Assureurs et gérants peinent à montrer l’impact de leur engagement actionnarial en matière de climat

Difficile encore d’y voir clair dans l’effectivité et l’impact des politiques d’engagement actionnarial (dialogue, droits de vote, désinvestissement) des assureurs et des sociétés de gestion. Ces derniers mettent pourtant souvent en avant cet outil comme le plus efficace pour avoir du poids sur les entreprises et leur décarbonation. L’Autorité de contrôle prudentiel et de résolution (ACPR) et l’Autorité des marchés financiers (AMF) publient leur deuxième rapport commun sur les engagements climatiques des banques, assureurs et sociétés de gestion après un pré-rapport paru en octobre.
Les assureurs sont visés et sont appelés à clarifier leurs stratégies d’engagement avec les entreprises lorsque celles-ci sont concernées par leur politique d’exclusion. «Les modalités d’action des politiques d’accompagnement relèvent aussi pour l’heure davantage de la communication que d’une politique d’escalade préalablement établie, qui décrirait les différentes étapes et actions correspondantes dans le dialogue avec les contreparties», assènent les régulateurs. Par exemple, seules trois banques sur neuf et six organismes d’assurance sur dix-sept prévoient la possibilité d’une cession des titres en cas de refus répétés d’adoption ou de mise en œuvre d’une stratégie de décarbonation compatible avec un scénario «net zéro».
Peu de mesures d’escalade appliquées
Mais la balle est souvent dans le camp des sociétés de gestion auxquelles les assureurs délèguent la gestion de leur portefeuille actions. Or, le sujet du climat ne constitue pas un axe majeur des pratiques d’engagement des sociétés de gestion, constatent l’ACPR et l’AMF. Le climat représente un tiers du total des actions menées, mais avec des variations très importantes entre les acteurs (de zéro à 200 actions). Le charbon revient le plus souvent dans les démarches climat. La fréquence des échanges avec les entreprises est aussi variable. Sept sociétés de gestion rencontrent les entreprises annuellement, quatre le font semestriellement et une trimestriellement. Six sociétés de gestion le font selon les besoins et priorités du moment.

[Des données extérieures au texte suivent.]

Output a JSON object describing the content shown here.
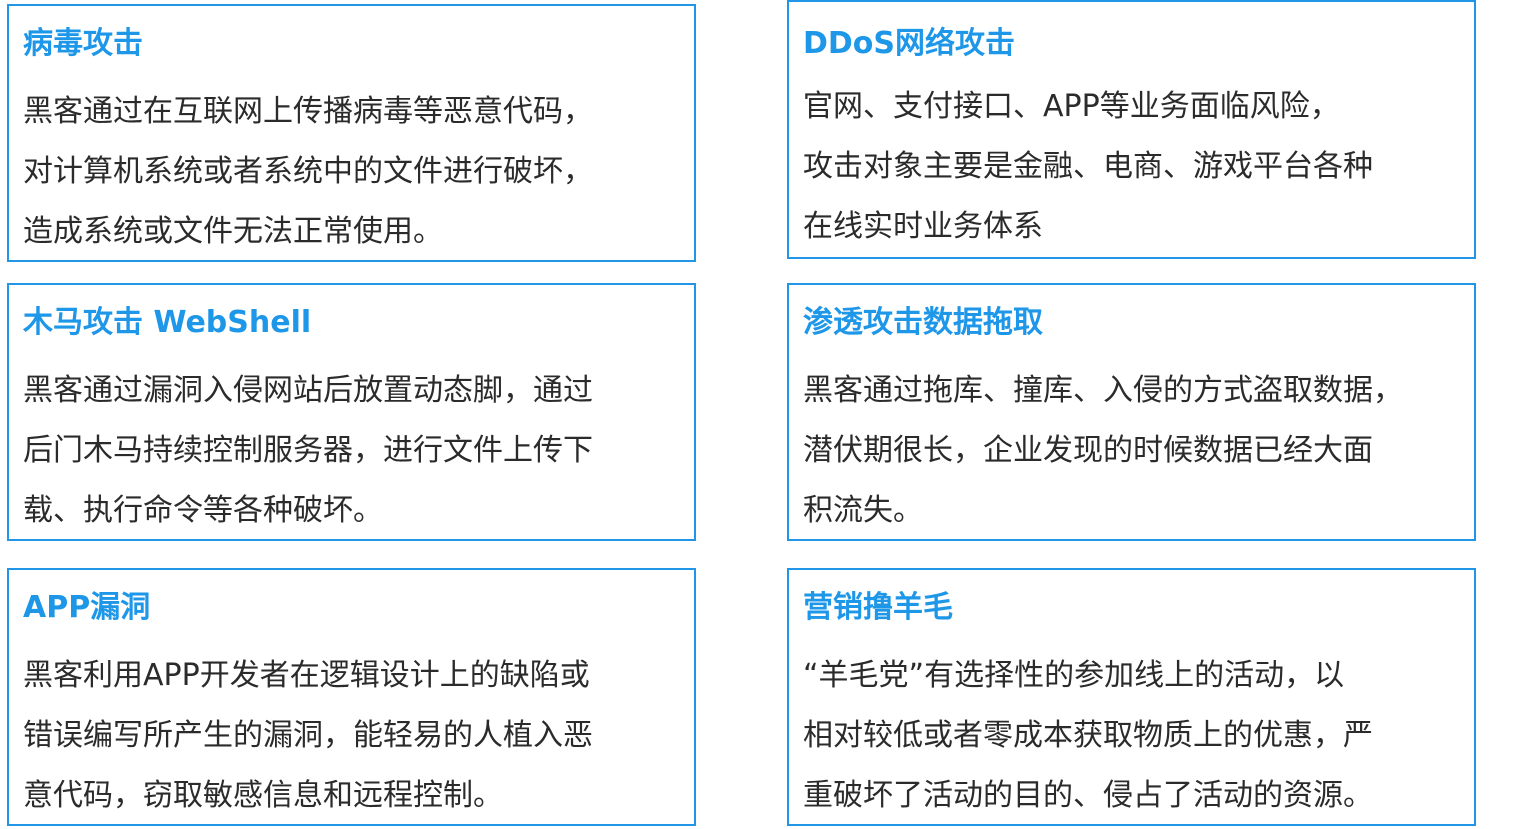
{
  "cards": [
    {
      "title": "病毒攻击",
      "lines": [
        "黑客通过在互联网上传播病毒等恶意代码，",
        "对计算机系统或者系统中的文件进行破坏，",
        "造成系统或文件无法正常使用。"
      ]
    },
    {
      "title": "DDoS网络攻击",
      "lines": [
        "官网、支付接口、APP等业务面临风险，",
        "攻击对象主要是金融、电商、游戏平台各种",
        "在线实时业务体系"
      ]
    },
    {
      "title": "木马攻击 WebShell",
      "lines": [
        "黑客通过漏洞入侵网站后放置动态脚，通过",
        "后门木马持续控制服务器，进行文件上传下",
        "载、执行命令等各种破坏。"
      ]
    },
    {
      "title": "渗透攻击数据拖取",
      "lines": [
        "黑客通过拖库、撞库、入侵的方式盗取数据，",
        "潜伏期很长，企业发现的时候数据已经大面",
        "积流失。"
      ]
    },
    {
      "title": "APP漏洞",
      "lines": [
        "黑客利用APP开发者在逻辑设计上的缺陷或",
        "错误编写所产生的漏洞，能轻易的人植入恶",
        "意代码，窃取敏感信息和远程控制。"
      ]
    },
    {
      "title": "营销撸羊毛",
      "lines": [
        "“羊毛党”有选择性的参加线上的活动，以",
        "相对较低或者零成本获取物质上的优惠，严",
        "重破坏了活动的目的、侵占了活动的资源。"
      ]
    }
  ],
  "colors": {
    "border": "#2196E6",
    "title": "#1E97E8",
    "body": "#2b2b2b"
  }
}
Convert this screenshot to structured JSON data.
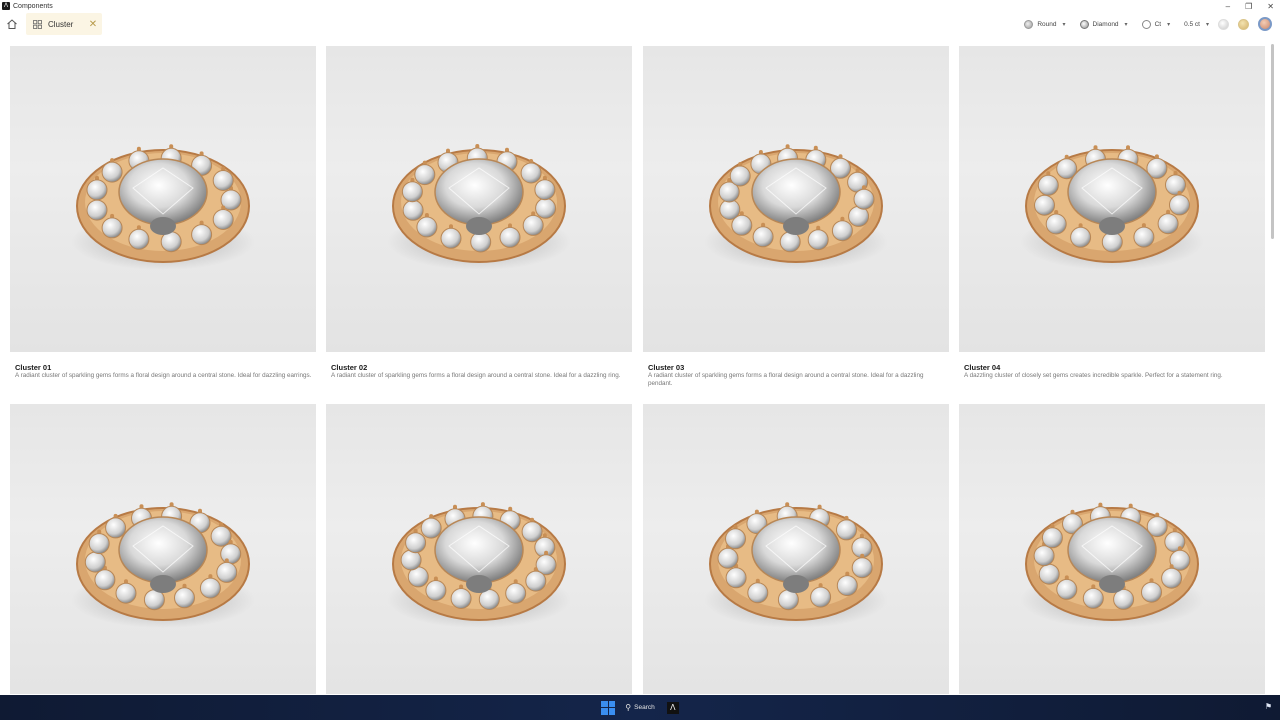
{
  "window": {
    "title": "Components",
    "app_logo_letter": "Λ"
  },
  "tab": {
    "label": "Cluster"
  },
  "filters": {
    "shape": {
      "label": "Round",
      "icon": "round-gem-icon"
    },
    "stone": {
      "label": "Diamond",
      "icon": "diamond-icon"
    },
    "unit": {
      "label": "Ct",
      "icon": "carat-icon"
    },
    "weight": {
      "label": "0.5 ct"
    },
    "metals": [
      {
        "name": "silver",
        "color": "#cfcfcf"
      },
      {
        "name": "gold",
        "color": "#d4b26b"
      },
      {
        "name": "rose-gold",
        "color": "#c9866a",
        "selected": true
      }
    ]
  },
  "cards": [
    {
      "name": "Cluster 01",
      "description": "A radiant cluster of sparkling gems forms a floral design around a central stone. Ideal for dazzling earrings."
    },
    {
      "name": "Cluster 02",
      "description": "A radiant cluster of sparkling gems forms a floral design around a central stone. Ideal for a dazzling ring."
    },
    {
      "name": "Cluster 03",
      "description": "A radiant cluster of sparkling gems forms a floral design around a central stone. Ideal for a dazzling pendant."
    },
    {
      "name": "Cluster 04",
      "description": "A dazzling cluster of closely set gems creates incredible sparkle. Perfect for a statement ring."
    },
    {
      "name": "",
      "description": ""
    },
    {
      "name": "",
      "description": ""
    },
    {
      "name": "",
      "description": ""
    },
    {
      "name": "",
      "description": ""
    }
  ],
  "taskbar": {
    "search_label": "Search",
    "app_letter": "Λ"
  }
}
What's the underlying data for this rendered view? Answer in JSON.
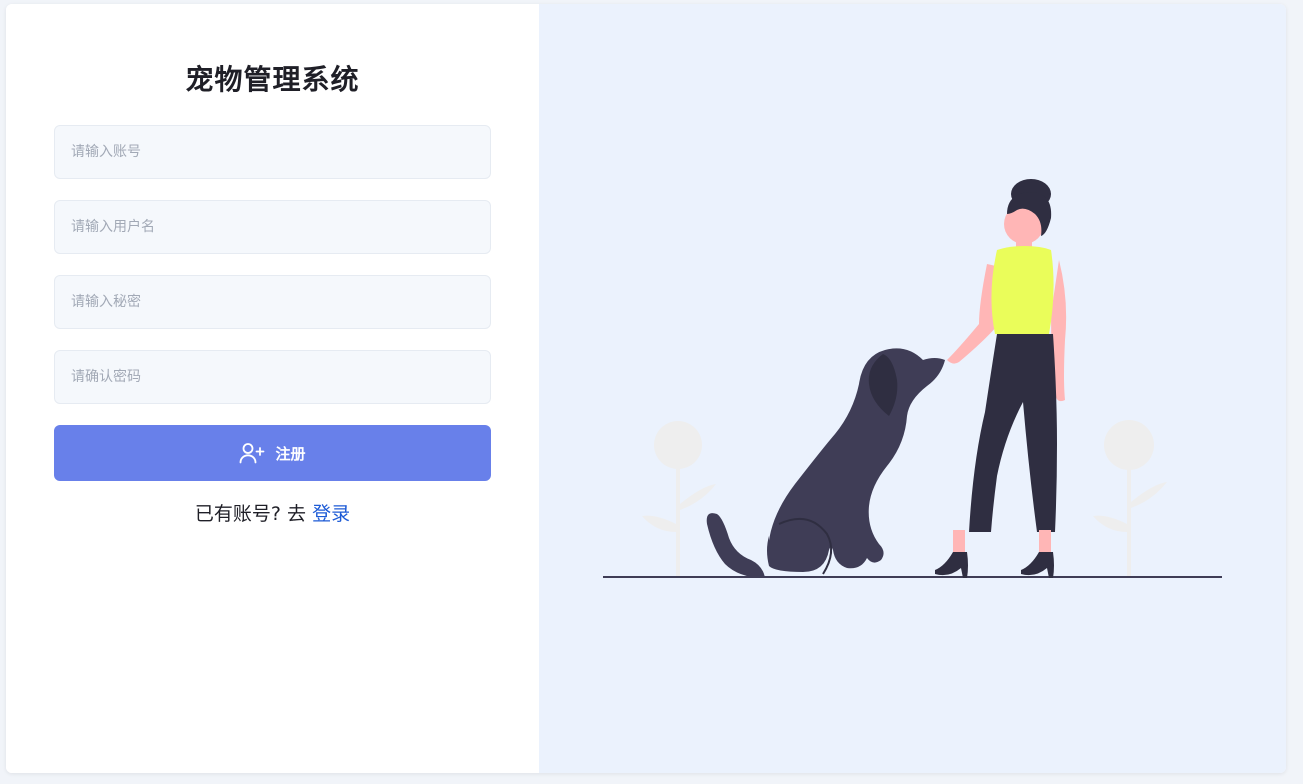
{
  "app": {
    "title": "宠物管理系统"
  },
  "form": {
    "account_placeholder": "请输入账号",
    "username_placeholder": "请输入用户名",
    "password_placeholder": "请输入秘密",
    "confirm_password_placeholder": "请确认密码",
    "register_label": "注册",
    "register_icon": "user-plus-icon",
    "have_account_text": "已有账号? 去",
    "login_link_label": "登录"
  },
  "colors": {
    "button": "#6880ea",
    "link": "#1d5bd6",
    "illustration_bg": "#ebf2fd",
    "dog": "#3f3d56",
    "pants": "#2f2e41",
    "top": "#eafd5a",
    "skin": "#ffb6b6"
  }
}
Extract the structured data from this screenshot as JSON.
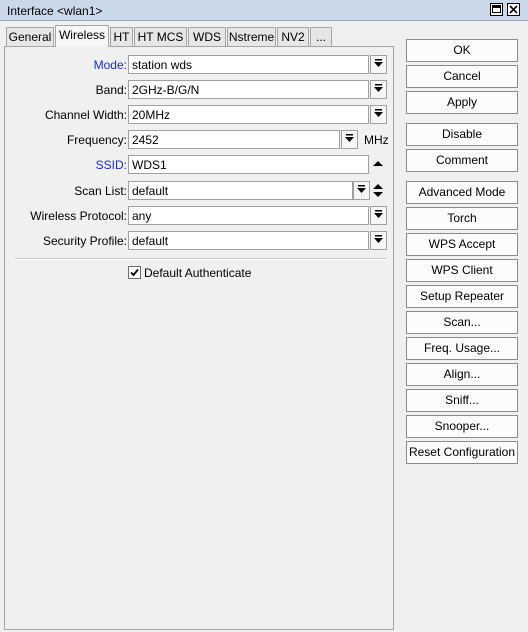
{
  "window": {
    "title": "Interface <wlan1>"
  },
  "tabs": [
    {
      "label": "General"
    },
    {
      "label": "Wireless"
    },
    {
      "label": "HT"
    },
    {
      "label": "HT MCS"
    },
    {
      "label": "WDS"
    },
    {
      "label": "Nstreme"
    },
    {
      "label": "NV2"
    },
    {
      "label": "..."
    }
  ],
  "form": {
    "mode": {
      "label": "Mode:",
      "value": "station wds"
    },
    "band": {
      "label": "Band:",
      "value": "2GHz-B/G/N"
    },
    "channel_width": {
      "label": "Channel Width:",
      "value": "20MHz"
    },
    "frequency": {
      "label": "Frequency:",
      "value": "2452",
      "unit": "MHz"
    },
    "ssid": {
      "label": "SSID:",
      "value": "WDS1"
    },
    "scan_list": {
      "label": "Scan List:",
      "value": "default"
    },
    "wireless_protocol": {
      "label": "Wireless Protocol:",
      "value": "any"
    },
    "security_profile": {
      "label": "Security Profile:",
      "value": "default"
    },
    "default_authenticate": {
      "label": "Default Authenticate",
      "checked": true
    }
  },
  "buttons": [
    {
      "label": "OK"
    },
    {
      "label": "Cancel"
    },
    {
      "label": "Apply"
    },
    {
      "label": "Disable"
    },
    {
      "label": "Comment"
    },
    {
      "label": "Advanced Mode"
    },
    {
      "label": "Torch"
    },
    {
      "label": "WPS Accept"
    },
    {
      "label": "WPS Client"
    },
    {
      "label": "Setup Repeater"
    },
    {
      "label": "Scan..."
    },
    {
      "label": "Freq. Usage..."
    },
    {
      "label": "Align..."
    },
    {
      "label": "Sniff..."
    },
    {
      "label": "Snooper..."
    },
    {
      "label": "Reset Configuration"
    }
  ],
  "colors": {
    "titlebar": "#cad8ea",
    "label_highlight": "#1b2bd6",
    "window_bg": "#f0f0f0"
  }
}
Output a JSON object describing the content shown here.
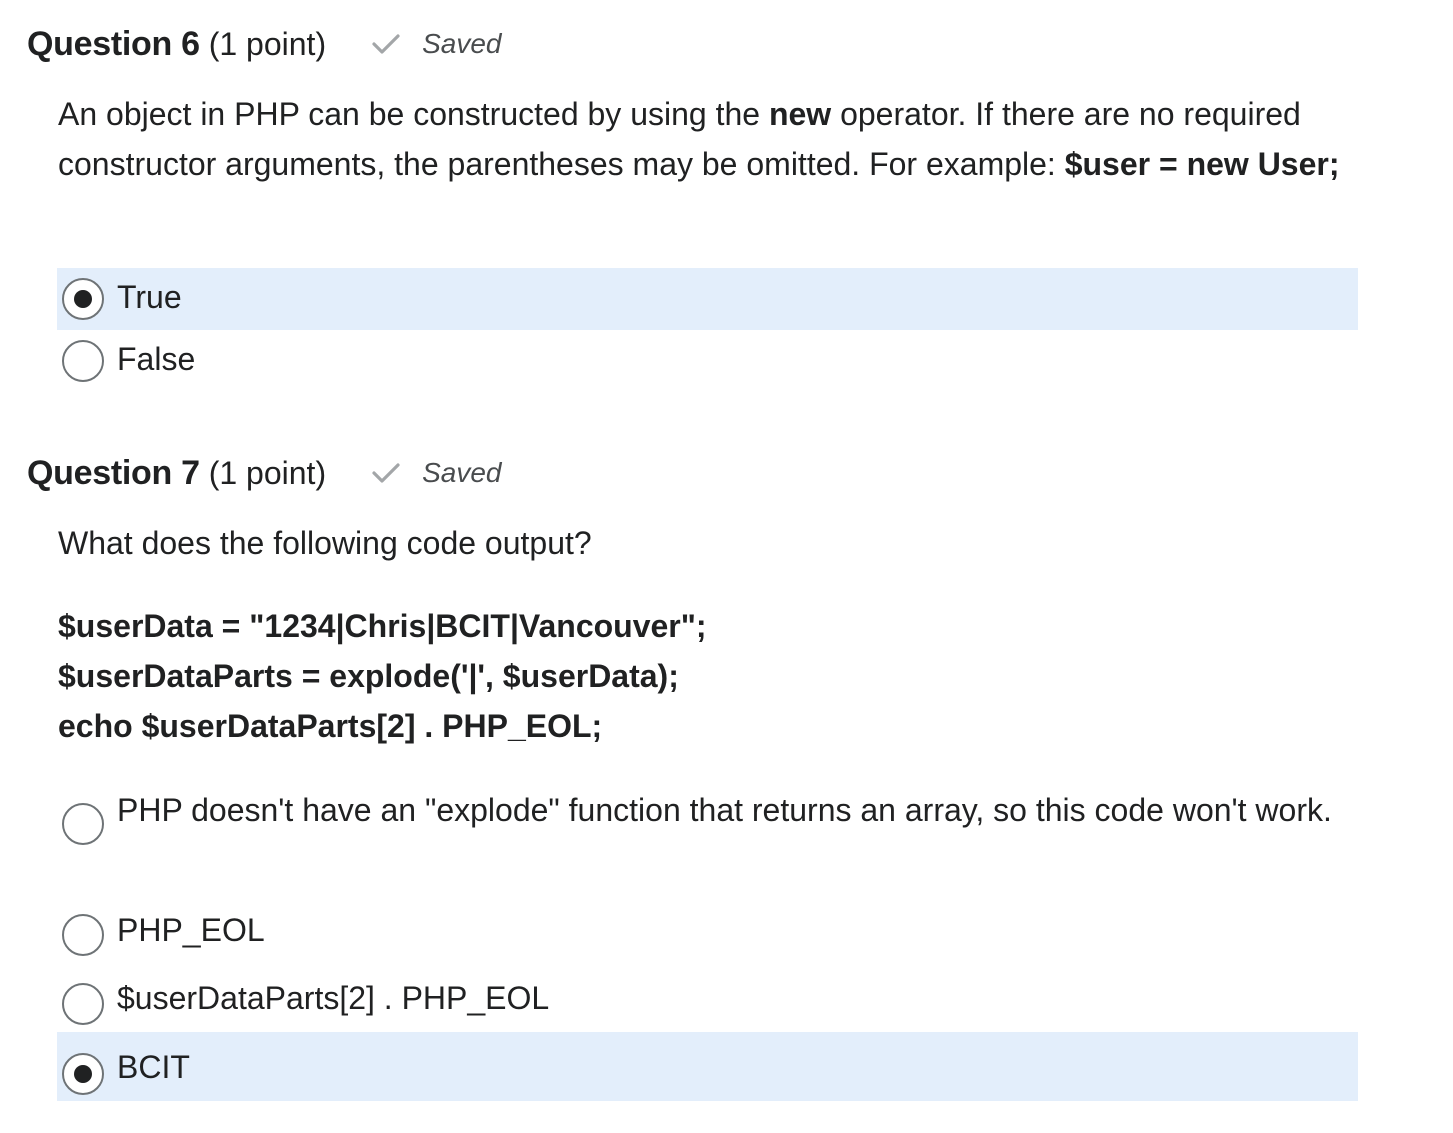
{
  "questions": [
    {
      "title": "Question 6",
      "points": "(1 point)",
      "status": "Saved",
      "prompt": {
        "part1": "An object in PHP can be constructed by using the ",
        "bold1": "new",
        "part2": " operator. If there are no required constructor arguments, the parentheses may be omitted. For example: ",
        "bold2": "$user = new User;"
      },
      "choices": [
        {
          "label": "True",
          "selected": true
        },
        {
          "label": "False",
          "selected": false
        }
      ]
    },
    {
      "title": "Question 7",
      "points": "(1 point)",
      "status": "Saved",
      "prompt_text": "What does the following code output?",
      "code_lines": [
        "$userData = \"1234|Chris|BCIT|Vancouver\";",
        "$userDataParts = explode('|', $userData);",
        "echo $userDataParts[2] . PHP_EOL;"
      ],
      "choices": [
        {
          "label": "PHP doesn't have an \"explode\" function that returns an array, so this code won't work.",
          "selected": false
        },
        {
          "label": "PHP_EOL",
          "selected": false
        },
        {
          "label": "$userDataParts[2] . PHP_EOL",
          "selected": false
        },
        {
          "label": "BCIT",
          "selected": true
        }
      ]
    }
  ],
  "icons": {
    "saved": "checkmark-icon",
    "radio_selected": "radio-selected-icon",
    "radio_empty": "radio-empty-icon"
  },
  "colors": {
    "selected_row_bg": "#e3eefb",
    "text": "#202122",
    "muted": "#494c4e",
    "check": "#a3a6a8"
  }
}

L’ACPR et l’AMF attendent une plus grande systématisation dans l’application des politiques d’engagement pour que cela ne reste pas à l’état de grands principes et déclarations. Les régulateurs insistent sur l’application de mesures d’escalade en cas d’échec des discussions (dégradation du score ESG de l’émetteur, vote contre les administrateurs, dépôts de résolutions, engagement collectif, exclusion). «Des conditions d’applications de ces politiques d’escalade sont relativement subjectives et ces mesures ne semblent pas être appliquées de manière systématique par toutes les sociétés de gestion», constatent les rapporteurs. Des incohérences apparaissent parfois entre les engagements annoncés et les décisions prises.
Quant aux coalitions d’actionnaires (Climate Action 100+, CDP, PRI, IIGC), elles sont souvent citées par les sociétés de gestion mais peu utilisées dans les faits. «Seuls sept gérants ont effectivement déposé des résolutions conjointes au cours des trois dernières années (2018, 2019 et 2020) avec un nombre de résolutions qui reste très réduit (au plus quatre par an pour une société de gestion)», précise le rapport.
Des agences de vote à contrôler
Les agences de vote par procuration (proxy voting) jouent également un rôle central en alimentant les sociétés de gestion de données et de conseil en vote. Parmi les 20 plus grandes sociétés de gestion de la place de Paris, 18 travaillent avec des prestataires externes. «ISS (Institutional Shareholder Services) est cité dans plus de la moitié des cas, et est parfois le seul prestataire utilisé par le gérant. Il est souvent utilisé en tant que proxy advisor, mais aussi comme fournisseur de données ESG avec d’autres acteurs tels que Trucost, MSCI, CDP, Urgewald et Sustainalytics», indique le rapport. Treize assureurs déclarent également recourir au «proxy».
Dans l’exercice des droits de vote, 15 des 20 gérants étudiés font appel à des agences externes pour l’application de leur politique (données, analyses des résolutions, conseils en vote), généralement ISS, suivi de Proxinvest. Seuls quatre gérants indiquent ne pas le faire. Les gérants fournissent des consignes aux agences mais des erreurs surviennent parfois entre ces deux acteurs. Les régulateurs demandent de «développer et mettre en place des contrôles adaptés sur les relations avec les prestataires externes et les services fournis».